До этого времени все мои сведения о Керке были довольно отрывочны, поэтому я слушала ее с интересом.
Сильвия открыла дверь в маленькую комнату, чем-то напоминающую подвал; здесь почти не было мебели. Лишь одна картина на стене, голый пол, узкая деревянная кровать без пружин, пустой стол у окна, пустое бюро. Единственное украшение комнаты находилось над изголовьем кровати: это был сильно увеличенный дубликат маленького «Ока Бога», который я носила в сумочке.
— Я подарила ему это, — сказала Сильвия, разглядывая красные, черные и желтые шерстяные нити вокруг Божьего глаза. — Это во многом помогало ему.
Непонятно зачем она подошла к туалетному столику и выдвинула пустой ящик. Если это была комната Керка, мне не хотелось ничего пропустить, и я подошла поближе. В ящике было пусто, и она захлопнула его, открыв следующий. В этом лежала старая газета, Сильвия осторожно вытащила ее и развернула, а затем вскрикнула, бросив ее на пустой стол.
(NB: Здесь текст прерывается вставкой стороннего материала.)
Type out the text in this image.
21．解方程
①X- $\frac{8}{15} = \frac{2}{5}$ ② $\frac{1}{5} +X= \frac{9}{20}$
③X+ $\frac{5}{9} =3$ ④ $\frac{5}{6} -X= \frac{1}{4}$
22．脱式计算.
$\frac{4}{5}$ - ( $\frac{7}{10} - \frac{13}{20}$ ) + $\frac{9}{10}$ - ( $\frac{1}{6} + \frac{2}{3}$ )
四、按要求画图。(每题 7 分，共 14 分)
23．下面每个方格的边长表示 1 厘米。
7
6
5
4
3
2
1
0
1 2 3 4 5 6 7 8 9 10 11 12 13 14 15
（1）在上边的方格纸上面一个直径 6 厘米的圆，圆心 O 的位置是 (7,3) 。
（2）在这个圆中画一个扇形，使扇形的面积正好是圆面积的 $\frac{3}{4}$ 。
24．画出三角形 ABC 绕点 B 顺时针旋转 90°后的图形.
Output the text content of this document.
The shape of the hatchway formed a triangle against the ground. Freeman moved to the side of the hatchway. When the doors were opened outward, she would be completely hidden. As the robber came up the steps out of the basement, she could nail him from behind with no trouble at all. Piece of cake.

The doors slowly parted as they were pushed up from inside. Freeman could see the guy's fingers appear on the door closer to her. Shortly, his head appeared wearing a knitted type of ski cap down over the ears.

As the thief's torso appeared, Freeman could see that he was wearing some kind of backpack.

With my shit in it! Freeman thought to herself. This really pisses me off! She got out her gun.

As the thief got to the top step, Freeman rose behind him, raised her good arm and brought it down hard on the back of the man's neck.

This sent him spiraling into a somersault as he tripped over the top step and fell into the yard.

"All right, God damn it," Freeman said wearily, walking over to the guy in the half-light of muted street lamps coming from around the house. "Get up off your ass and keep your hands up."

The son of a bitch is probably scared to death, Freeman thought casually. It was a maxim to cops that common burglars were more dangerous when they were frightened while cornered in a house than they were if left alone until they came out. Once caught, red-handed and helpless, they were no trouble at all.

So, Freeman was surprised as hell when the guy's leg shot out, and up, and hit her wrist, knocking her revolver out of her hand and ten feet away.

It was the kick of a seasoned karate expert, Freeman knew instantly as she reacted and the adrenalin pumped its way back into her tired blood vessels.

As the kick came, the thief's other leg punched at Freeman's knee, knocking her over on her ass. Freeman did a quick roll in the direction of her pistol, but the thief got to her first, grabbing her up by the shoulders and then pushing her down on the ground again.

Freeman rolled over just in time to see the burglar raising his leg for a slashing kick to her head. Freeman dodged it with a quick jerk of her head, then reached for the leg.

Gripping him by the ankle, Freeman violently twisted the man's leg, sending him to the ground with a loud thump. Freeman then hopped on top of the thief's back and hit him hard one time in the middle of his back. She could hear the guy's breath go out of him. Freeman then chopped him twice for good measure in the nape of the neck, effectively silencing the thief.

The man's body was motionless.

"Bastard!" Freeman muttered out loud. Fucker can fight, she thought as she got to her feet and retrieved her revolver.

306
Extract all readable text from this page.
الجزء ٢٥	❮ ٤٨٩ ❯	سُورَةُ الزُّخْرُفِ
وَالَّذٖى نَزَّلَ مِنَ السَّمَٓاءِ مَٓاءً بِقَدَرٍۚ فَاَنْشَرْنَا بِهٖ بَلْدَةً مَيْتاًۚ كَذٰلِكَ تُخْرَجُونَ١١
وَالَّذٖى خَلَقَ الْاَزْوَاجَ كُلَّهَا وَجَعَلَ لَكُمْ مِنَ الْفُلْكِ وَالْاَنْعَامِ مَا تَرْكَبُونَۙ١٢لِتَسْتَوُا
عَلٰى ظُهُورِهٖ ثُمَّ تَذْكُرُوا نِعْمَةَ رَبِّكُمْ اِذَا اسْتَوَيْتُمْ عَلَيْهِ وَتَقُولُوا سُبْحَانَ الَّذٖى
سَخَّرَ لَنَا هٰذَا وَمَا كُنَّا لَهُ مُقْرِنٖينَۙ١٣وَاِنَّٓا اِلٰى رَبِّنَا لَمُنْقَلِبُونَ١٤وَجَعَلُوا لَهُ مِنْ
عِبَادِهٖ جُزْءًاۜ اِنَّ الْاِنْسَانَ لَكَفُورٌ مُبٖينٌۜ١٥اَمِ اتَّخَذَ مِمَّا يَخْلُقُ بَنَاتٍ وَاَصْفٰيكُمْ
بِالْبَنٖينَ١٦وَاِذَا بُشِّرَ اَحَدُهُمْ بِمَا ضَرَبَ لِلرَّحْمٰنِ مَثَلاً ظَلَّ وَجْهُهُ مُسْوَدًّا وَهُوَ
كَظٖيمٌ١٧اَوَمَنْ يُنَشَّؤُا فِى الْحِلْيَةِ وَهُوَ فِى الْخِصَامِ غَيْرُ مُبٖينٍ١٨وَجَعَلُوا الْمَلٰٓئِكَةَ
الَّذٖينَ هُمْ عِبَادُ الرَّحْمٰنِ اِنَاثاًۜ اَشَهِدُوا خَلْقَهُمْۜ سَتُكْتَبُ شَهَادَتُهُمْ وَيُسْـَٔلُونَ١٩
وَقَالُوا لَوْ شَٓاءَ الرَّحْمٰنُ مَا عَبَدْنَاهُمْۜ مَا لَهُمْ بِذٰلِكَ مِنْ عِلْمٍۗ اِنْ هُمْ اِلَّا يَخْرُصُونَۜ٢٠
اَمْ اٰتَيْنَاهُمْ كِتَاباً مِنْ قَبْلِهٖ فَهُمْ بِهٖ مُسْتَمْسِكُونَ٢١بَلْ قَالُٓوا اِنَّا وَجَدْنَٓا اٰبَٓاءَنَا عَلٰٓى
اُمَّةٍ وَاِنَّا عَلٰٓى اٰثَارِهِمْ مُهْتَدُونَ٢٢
— Газета того года! — мягко сказала она.
Я знала, что она имела в виду. Это был год той трагедии. Сильвия перевернула страницу, и ее рука замерла. Я увидела, почему. С середины страницы нам улыбался молодой человек, одетый в изысканнейший костюм: брюки, белая рубашка, короткая вышитая куртка и широкое сомбреро, перехваченное под подбородком кожаными ремешками.
— Хуан посылал в Мехико за этим костюмом для Керка, — сказала Сильвия. — И он носил его так, будто родился в этом серебре, коже и вышитых ремешках. Он был таким же хорошим наездником, как и Хуан.
Ее голос звучал низко, в нем не отражались эмоции, говорила она так, как будто думала вслух, совершенно не замечая меня, хотя я и стояла рядом с ней.
Керк был сфотографирован во весь рост и надменно улыбался в камеру, а его узкое лицо с полными губами было не более красиво, чем лицо любого красивого мужчины. Но в нем было еще что-то, чего я пока не понимала.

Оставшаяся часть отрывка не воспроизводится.